Central bankers convened in Jackson Hole, Wyoming, on Thursday, Aug. 24, for the highly anticipated annual Economic Policy Symposium. The event runs from Thursday to Saturday, Aug. 26, with speeches from Federal Reserve Chair Janet Yellen and her European counterpart Mario Draghi, European Central Bank president, set for Friday.
Draghi will speak just two weeks before the ECB's meeting on Sept. 7, and Yellen more than three weeks from the Fed's next meeting on Sep. 19-20. Yellen will speak at the symposium at 10 a.m. ET, with Draghi taking the stage at 3 p.m.
Investors will comb through the speeches for any hawkish commentary. Yellen's language, in particular, will be analyzed to determine whether September is a go for the Fed to begin unwinding its balance sheet. The Fed had previously said it would implement that move "relatively soon" should the economy continue to grow at the pace expected. Unloading mortgage-backed securities and other assets would likely tighten monetary conditions in the same way an interest-rate hike would. Another rate increase isn't expected until December at the earliest.

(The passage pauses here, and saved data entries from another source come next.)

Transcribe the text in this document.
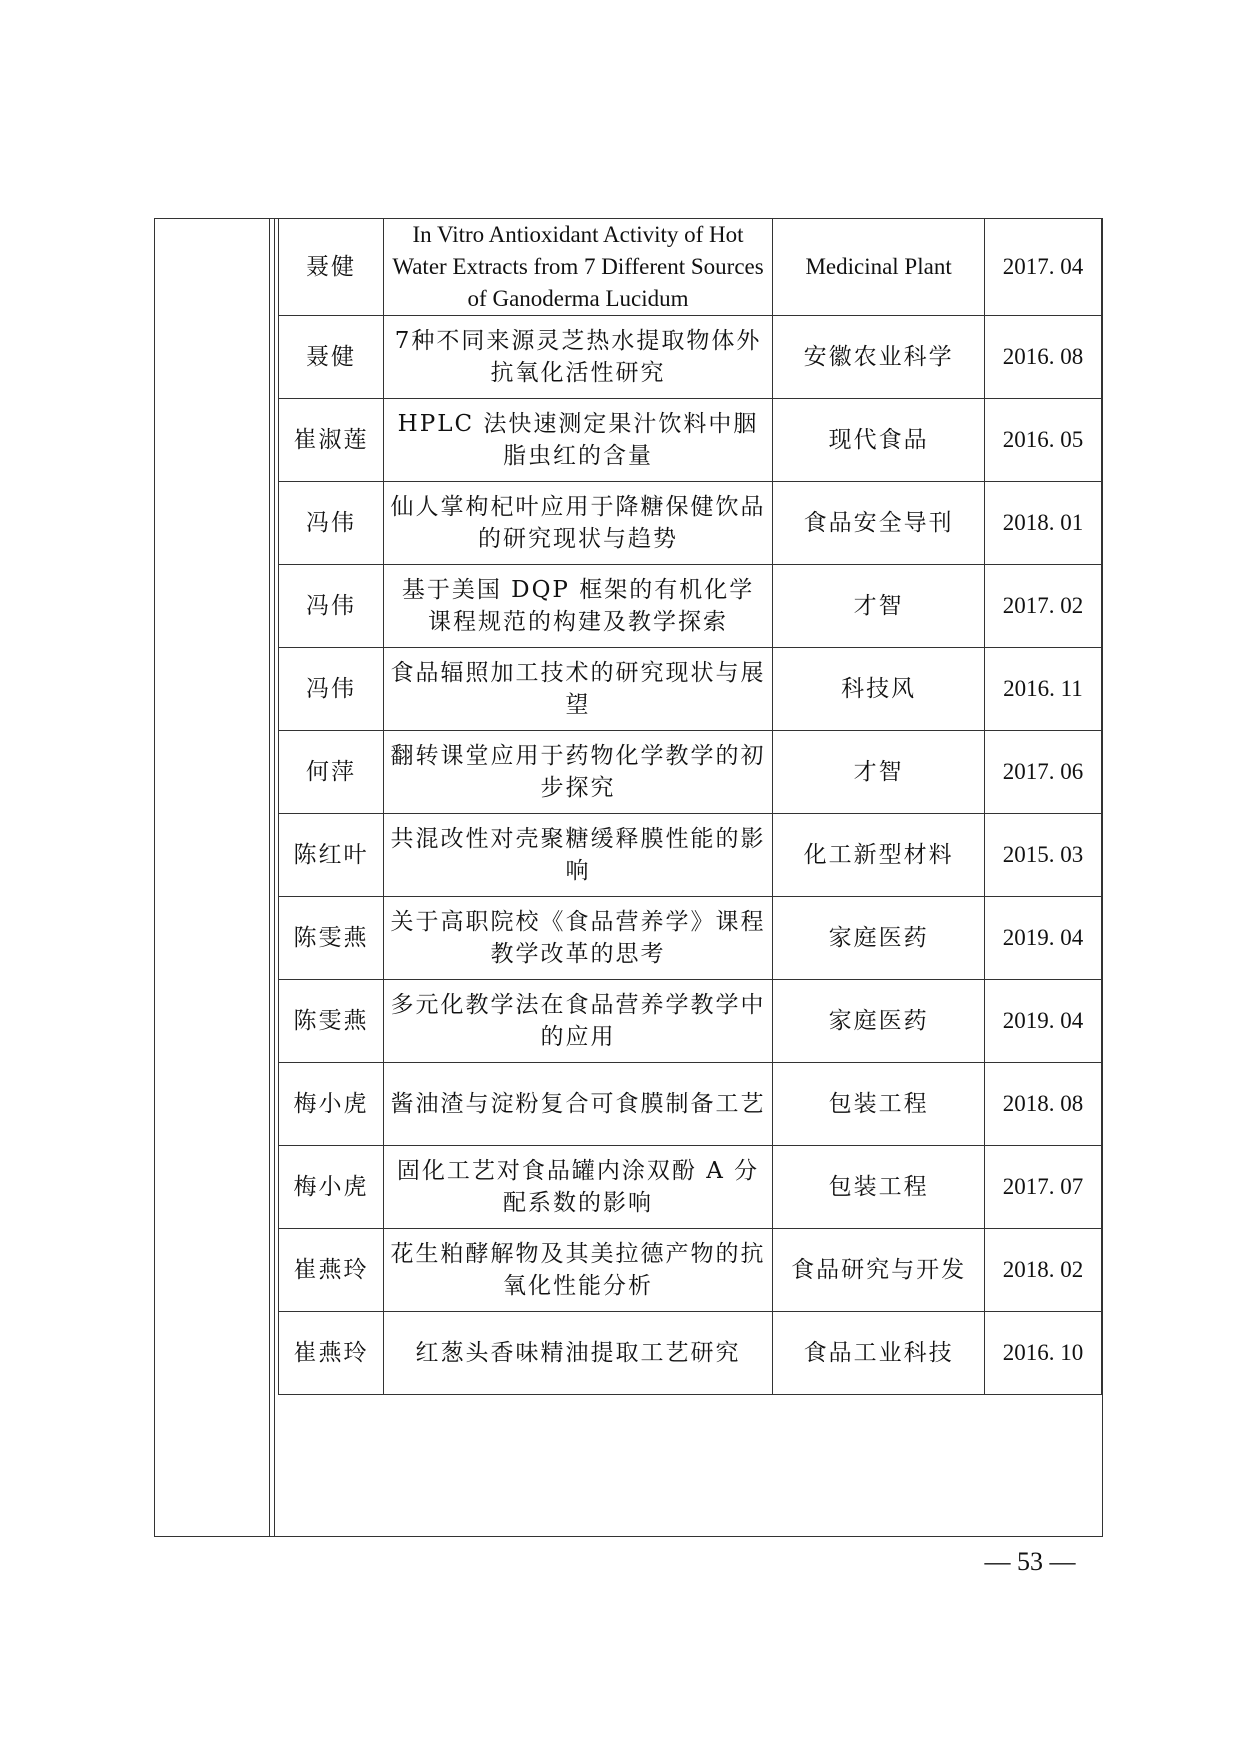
聂健	In Vitro Antioxidant Activity of Hot Water Extracts from 7 Different Sources of Ganoderma Lucidum	Medicinal Plant	2017. 04
聂健	7种不同来源灵芝热水提取物体外抗氧化活性研究	安徽农业科学	2016. 08
崔淑莲	HPLC 法快速测定果汁饮料中胭脂虫红的含量	现代食品	2016. 05
冯伟	仙人掌枸杞叶应用于降糖保健饮品的研究现状与趋势	食品安全导刊	2018. 01
冯伟	基于美国 DQP 框架的有机化学课程规范的构建及教学探索	才智	2017. 02
冯伟	食品辐照加工技术的研究现状与展望	科技风	2016. 11
何萍	翻转课堂应用于药物化学教学的初步探究	才智	2017. 06
陈红叶	共混改性对壳聚糖缓释膜性能的影响	化工新型材料	2015. 03
陈雯燕	关于高职院校《食品营养学》课程教学改革的思考	家庭医药	2019. 04
陈雯燕	多元化教学法在食品营养学教学中的应用	家庭医药	2019. 04
梅小虎	酱油渣与淀粉复合可食膜制备工艺	包装工程	2018. 08
梅小虎	固化工艺对食品罐内涂双酚 A 分配系数的影响	包装工程	2017. 07
崔燕玲	花生粕酵解物及其美拉德产物的抗氧化性能分析	食品研究与开发	2018. 02
崔燕玲	红葱头香味精油提取工艺研究	食品工业科技	2016. 10
— 53 —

Crude oil prices were rising as Hurricane Harvey barreled toward the Texas coastline. The hurricane is expected to make landfall late Friday or early Saturday near Corpus Christi, Texas Forecasters have labeled Harvey a "life threatening" storm and predicted as much as 30 inches of rain in some Texas cities along the Gulf coast.
West Texas Intermediate crude was up 0.44% to $47.64 a barrel on Friday morning.
Investors also will be looking toward a weekly reading on drilling activity from Baker Hughes on Friday afternoon. The total active U.S. rig count declined by 3 to 946 in the previous week. Overproduction and a supply glut has been a problem in the U.S., though signs of falling output and stockpiles in recent weeks has stabilized prices.
On Thursday, Royal Dutch Shell PLC (RDS.A) shut down its Perdido floating oil platform in the Gulf of Mexico and Exxon Mobil Corp. (XOM) reduced production flow to its Gulf platforms in preparation for Harvey. Anadarko Petroleum Corp. (APC) has pulled some workers from its Gulf refineries, as well.
Generator manufacturer Generac Holdings Inc (GNRC) shares finished up 4.2% Thursday on speculation people would run out to buy generators. Home product retailers Home Depot Inc. (HD) and Lowe's Cos. (LOW) shares are also in focus. Lowe's has more than 140 stores in Texas, while Home Depot weighs in with nearly 180.
U.S. durable goods orders in the U.S. for July fell 6.8%, a wider-than-expected decrease compared to the 5.8% decline economists surveyed by FactSet anticipated. July's decrease reversed the 6.4% rise in durable goods orders in June.
Broadcom Ltd. (AVGO) stock fell 1.1% premarket Friday after the company reported an earnings beat but cut full-year guidance. For the quarter, adjusted revenue of $4.47 billion was in line with consensus of $4.46 billion, while adjusted EPS of $4.10 topped the consensus of $4.03.
Analysts expected management would raise guidance based on increased revenue due to the company's chip production in the upcoming Apple Inc. (AAPL) iPhone 8. But guidance was in line with consensus expectations. The company expects non-GAAP net revenue to fall around $4.8 billion next quarter.
How about that new Apple Watch.
GameStop Corp. (GME) tumbled over 7.6% in premarket trading Friday after the retailer missed second quarter earnings estimates. The company reported adjusted EPS of 15 cents, missing the analyst expectation of 18 cents. Sales rose 7% to $188.3 million, but fell short of analysts' projected $207.6 million in sales.
Ulta Beauty Inc. (ULTA) stock fell over 6% premarket Friday despite beating Wall Street estimates in its second quarter financials released after the closing bell on Thursday. Ulta reported earnings of $1.83 per share, topping estimates of $1.78. But revenue of $1.29 billion just barely beat analysts' expectation of $1.28 billion, causing shares to tumble.